L’enjeu de la relocalisation

A partir des années 80, l’économie a connu un phénomène de mondialisation extrêmement rapide, plaçant les entreprises françaises face à des productions et des investisseurs pouvant se situer aux quatre coins du globe. Ceci a été permis par la mise en place d’un état du droit favorable au développement des échanges commerciaux internationaux (sous l’égide du GATT puis de l’OMC) et à la déréglementation des marchés, la diminution continue des coûts de transport et la conteneurisation, enfin le développement des nouvelles technologies de communication et du réseau internet. Les économies sont devenues de plus en plus intégrées, les échanges avec l’extérieur représentant une part croissante du PIB de chaque pays. Une part importante des productions nationales de certains pays développés a été délocalisée dans des pays en développement et notamment en Asie. Pour la France ceci s’est traduit par une perte de poids dans l’économie mondiale : la part des exportations de biens et services dans les exportations mondiales étant passée de 6,3 % en 1990 à environ 3,5 % en 2018.

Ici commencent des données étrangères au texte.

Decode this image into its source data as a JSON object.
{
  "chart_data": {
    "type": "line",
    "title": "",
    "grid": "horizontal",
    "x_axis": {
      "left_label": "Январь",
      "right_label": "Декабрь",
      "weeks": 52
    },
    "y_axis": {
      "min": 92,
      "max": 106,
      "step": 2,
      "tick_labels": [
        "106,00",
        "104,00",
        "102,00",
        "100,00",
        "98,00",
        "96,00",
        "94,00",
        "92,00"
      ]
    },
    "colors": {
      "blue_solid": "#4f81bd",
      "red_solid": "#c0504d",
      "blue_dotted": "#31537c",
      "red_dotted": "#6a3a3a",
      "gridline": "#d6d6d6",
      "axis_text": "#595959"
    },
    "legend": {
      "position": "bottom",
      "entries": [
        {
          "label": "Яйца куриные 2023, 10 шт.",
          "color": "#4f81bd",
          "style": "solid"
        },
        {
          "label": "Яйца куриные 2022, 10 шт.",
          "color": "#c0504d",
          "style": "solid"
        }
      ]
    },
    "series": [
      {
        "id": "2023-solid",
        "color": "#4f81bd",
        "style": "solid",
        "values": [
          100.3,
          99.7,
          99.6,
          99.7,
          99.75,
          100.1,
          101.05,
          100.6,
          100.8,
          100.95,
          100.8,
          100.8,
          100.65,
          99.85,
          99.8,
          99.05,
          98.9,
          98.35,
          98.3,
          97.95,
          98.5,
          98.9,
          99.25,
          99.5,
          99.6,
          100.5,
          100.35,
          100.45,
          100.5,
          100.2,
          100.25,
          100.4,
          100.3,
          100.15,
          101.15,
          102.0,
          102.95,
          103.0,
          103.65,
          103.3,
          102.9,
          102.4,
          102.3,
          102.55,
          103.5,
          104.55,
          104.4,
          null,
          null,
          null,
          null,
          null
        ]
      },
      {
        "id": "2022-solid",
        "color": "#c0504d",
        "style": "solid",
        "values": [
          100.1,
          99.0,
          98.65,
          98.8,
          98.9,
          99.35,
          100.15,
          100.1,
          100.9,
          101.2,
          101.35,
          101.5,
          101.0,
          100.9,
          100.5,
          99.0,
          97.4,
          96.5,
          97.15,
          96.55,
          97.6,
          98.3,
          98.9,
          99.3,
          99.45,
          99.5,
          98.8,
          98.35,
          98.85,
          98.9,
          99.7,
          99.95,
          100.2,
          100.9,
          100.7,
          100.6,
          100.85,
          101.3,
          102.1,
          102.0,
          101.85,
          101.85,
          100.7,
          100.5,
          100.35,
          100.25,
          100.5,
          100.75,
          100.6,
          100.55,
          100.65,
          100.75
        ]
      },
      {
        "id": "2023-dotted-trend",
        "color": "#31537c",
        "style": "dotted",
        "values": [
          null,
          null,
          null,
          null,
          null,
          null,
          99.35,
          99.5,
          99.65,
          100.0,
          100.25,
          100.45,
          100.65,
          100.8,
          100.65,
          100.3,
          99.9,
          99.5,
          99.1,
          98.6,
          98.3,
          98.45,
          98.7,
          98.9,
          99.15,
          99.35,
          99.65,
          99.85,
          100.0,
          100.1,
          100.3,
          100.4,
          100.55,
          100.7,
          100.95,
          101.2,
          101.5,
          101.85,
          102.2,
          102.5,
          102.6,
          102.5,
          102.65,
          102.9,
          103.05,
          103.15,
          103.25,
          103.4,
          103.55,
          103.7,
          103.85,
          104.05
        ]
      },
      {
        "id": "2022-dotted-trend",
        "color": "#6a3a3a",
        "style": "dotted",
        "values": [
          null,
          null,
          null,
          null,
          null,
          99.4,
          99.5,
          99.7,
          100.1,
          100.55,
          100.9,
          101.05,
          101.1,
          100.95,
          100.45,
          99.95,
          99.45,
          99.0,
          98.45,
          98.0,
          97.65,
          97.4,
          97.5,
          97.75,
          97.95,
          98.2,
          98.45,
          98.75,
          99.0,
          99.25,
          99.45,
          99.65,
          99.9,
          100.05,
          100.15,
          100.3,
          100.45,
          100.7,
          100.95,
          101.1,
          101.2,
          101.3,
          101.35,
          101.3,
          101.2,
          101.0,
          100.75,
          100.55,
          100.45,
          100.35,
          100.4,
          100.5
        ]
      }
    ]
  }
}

La mondialisation “heureuse” qui apparaissait dans les années 90 comme l’horizon souhaitable de nos économies a pris fin au début des années 2000 avec l’émergence d’une nouvelle discipline – la géoéconomie, puis plus franchement avec la crise de 2008. On s’aperçoit alors que les promesses du nouveau monde “sans frontière” ne sont pas sans danger car apparaissent de nouvelles stratégies de prédation qui intègrent notamment le volet économique. Cette nouvelle ère a été exacerbée avec la diplomatie américaine depuis 2017. En 30 ans, en Occident, on est donc passé de la mondialisation « heureuse », et parfois naïve, à une mondialisation qui se veut plus raisonnée – voire méfiante. On a surtout compris que nos économies devenues hyperconnectées, avec des chaines de valeur très fragmentées et fortement couplées, si elles sont plus performantes en régime de croisière, sont aussi moins résilientes en cas de perturbations, et sujettes à des turbulences, voire des crises, de plus en plus violentes et fréquentes.